Ten New Ways to Annoy People #10: The Ex-Girlfriend Edition!

   Friday, December 11th, 2009
Admit it...this was the only part of her you were going to look at anyways. (And who could blame you?) Photo courtesy of Niki (AKA:  That Girl I Used To Nail)

Admit it...this was the only part of her you were going to look at anyways. (And who could blame you?) Photo courtesy of Niki (AKA: That Girl I Used To Nail)

HA!  You’ve probably read that title, and thought “Great!  A list about how ex-girlifriends are annoying!”  WRONG!  This particular list was written by one of my ex-girlfriends, Niki.  My simple way of annoying her here in this list intro is by referring to her as both the author and “That Girl I Used To Nail”.   Somehow, if she’s writing this for me, I don’t think she’ll find that much umbrage in the statement.  Also, if you’re looking at the lovely rack to the right of my finely crafted introduction, you will have discovered at least two of her nicest assets.  Well, not only is the body beautifully bountiful, but the brain bubbling inside is brilliant, as this list will show.  So, written by @survivingniki (That’s the Twitter handle), presented by me, ManWithPez (You’re at my site…or the Twilight Zone, one or the other) here’s Niki’s Ten New Ways to Annoy People (Which is already bullshit, because there’s 11, but since I lost almost every argument we had when we were together ten years ago, who’s counting.)

1.  Barge into an Alcoholics Anonymous meeting that’s halfway done and yell out, “Sorry I’m late, people, but the line at the liquor store was sooo damn long!  Now who’s got the corkscrew?”

2.  Conversely, go to a PTA meeting. When asked for comments stand up and say slowly, “Hello.  My name is [insert your name here]* and I’m a sexaholic.  It all started one wintry eve when I was sixteen with the football team.  No, not the whole football team, I’m not that bad.  It was just the offensive line…” See how far you can get with the story, but when they finally do tackle you, start screaming, “Oh, God!  It’s just like that night all over again!  Be gentle!” 
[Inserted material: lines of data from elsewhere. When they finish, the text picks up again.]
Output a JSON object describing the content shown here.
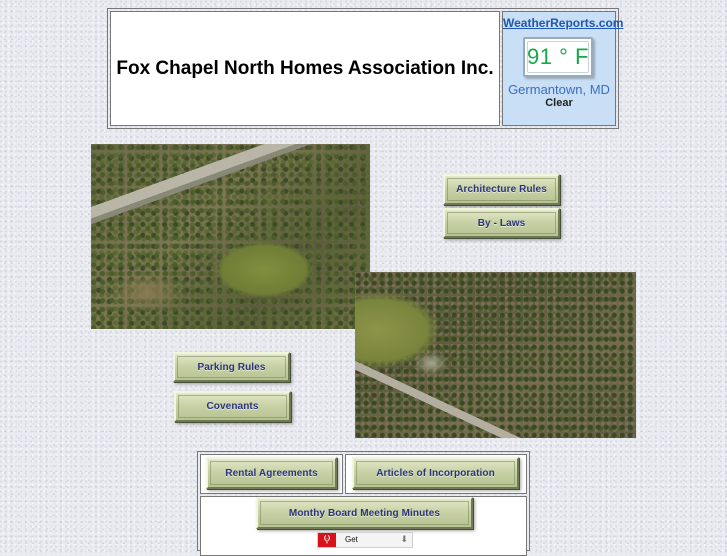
{
  "header": {
    "title": "Fox Chapel North Homes Association Inc."
  },
  "weather": {
    "site": "WeatherReports.com",
    "temperature": "91 ° F",
    "city": "Germantown, MD",
    "condition": "Clear"
  },
  "nav": {
    "architecture_rules": "Architecture Rules",
    "by_laws": "By - Laws",
    "parking_rules": "Parking Rules",
    "covenants": "Covenants",
    "rental_agreements": "Rental Agreements",
    "articles": "Articles of Incorporation",
    "minutes": "Monthy Board Meeting Minutes"
  },
  "widget": {
    "text": "Get"
  },
  "colors": {
    "weather_bg": "#c9dff6",
    "temp_green": "#17a84b",
    "button_text": "#2b347a"
  }
}
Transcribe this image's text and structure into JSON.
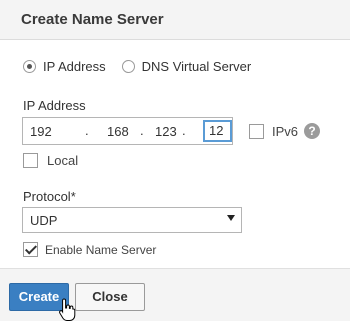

3.  Put a picture of your co-worker’s wife in a prominent position on your desk.  When it garners attention just nod and say, “I know; She’s a hot one.  You should see her without the sweater.”  (Editors Note:  This will work much better if you’re a woman, but the annoyance level can be high for both sexes.  Also, girl on girl photo annoyance?  Hot!)

4.  When going out to dinner on about the third date, grab your partner’s hand and look deep into their eyes as you say, “I’ve always wanted to emulate Brad and Angelina and have children of several different cultures. But…I don’t believe in adoption.  Will that be a problem?” 

5.  When meeting new people say, “Oh wow!  Your Mom and I go waaaay back!  Does she still have that tattoo?”  Point suggestively at your backside.  (This works great if you say your dad too!) 

6.  Pay for your Christmas presents with Monopoly money.  When the cashier explains incredulously that they don’t accept it, lean over and ask in a whisper, “Then who’s playing the banker?”

7.  Give the Monopoly money the store wouldn’t accept to the homeless people.  Or go all out, in the spirit of Christmas, and give them a hotel.

8.  At church, tell happy families that they have lovely children.  Interrupt their thanks to look meaningfully at the dad and ask, “Are they yours?”

9.  Next time you see an unmarked cargo van parked somewhere, make a trail of candy and toddler toys leading to the rear doors.  Then from far off, note how long it takes the owner to be arrested.

10.  Save time decorating for each individual holiday by nailing one of those plastic manger baby Jesuses to a cross in your yard.  Festoon with twinkling “crown of thorns” lights and Easter Eggs, and you’re good until May!  (Side note: Although I do believe in religious diversity, I cannot recommend adding a Menorah to the display.  I personally have burned down three Baby Jesus Crosses in my yard trying to do this and frankly, it’s not safe.  Not only do my neighbors make the sign of the cross every time they see me, but Mel Gibson sends me letters telling me he appreciates my “symbolic retelling of the truth.” On the bright side, it did allow us to incorporate roasting marshmallows into our Holiday traditions)

Bonus Suggestion:  Email Manwithpez suggestions about how to annoy people until finally, in desperation, he lets you write the whole damn post.

ManWithPez back again, here.  So, there they are.  Niki’s twisted intellect allows us to have a good guffaw this holiday season.  I would say that I can’t recommend her highly enough, but I think that might send the wrong message.  Let’s say this, then.  If she had an annoyance newsletter, I’d subsribe to it.  I mean, what crazed mind, other than my own, comes up with #9 up there, huh?   Well, I always did like them smart and gorgeous.  (By the way…please ignore the bonus suggestion.  I think she’s trying to wreak some horrible revenge on me for being such a dick ten years ago.)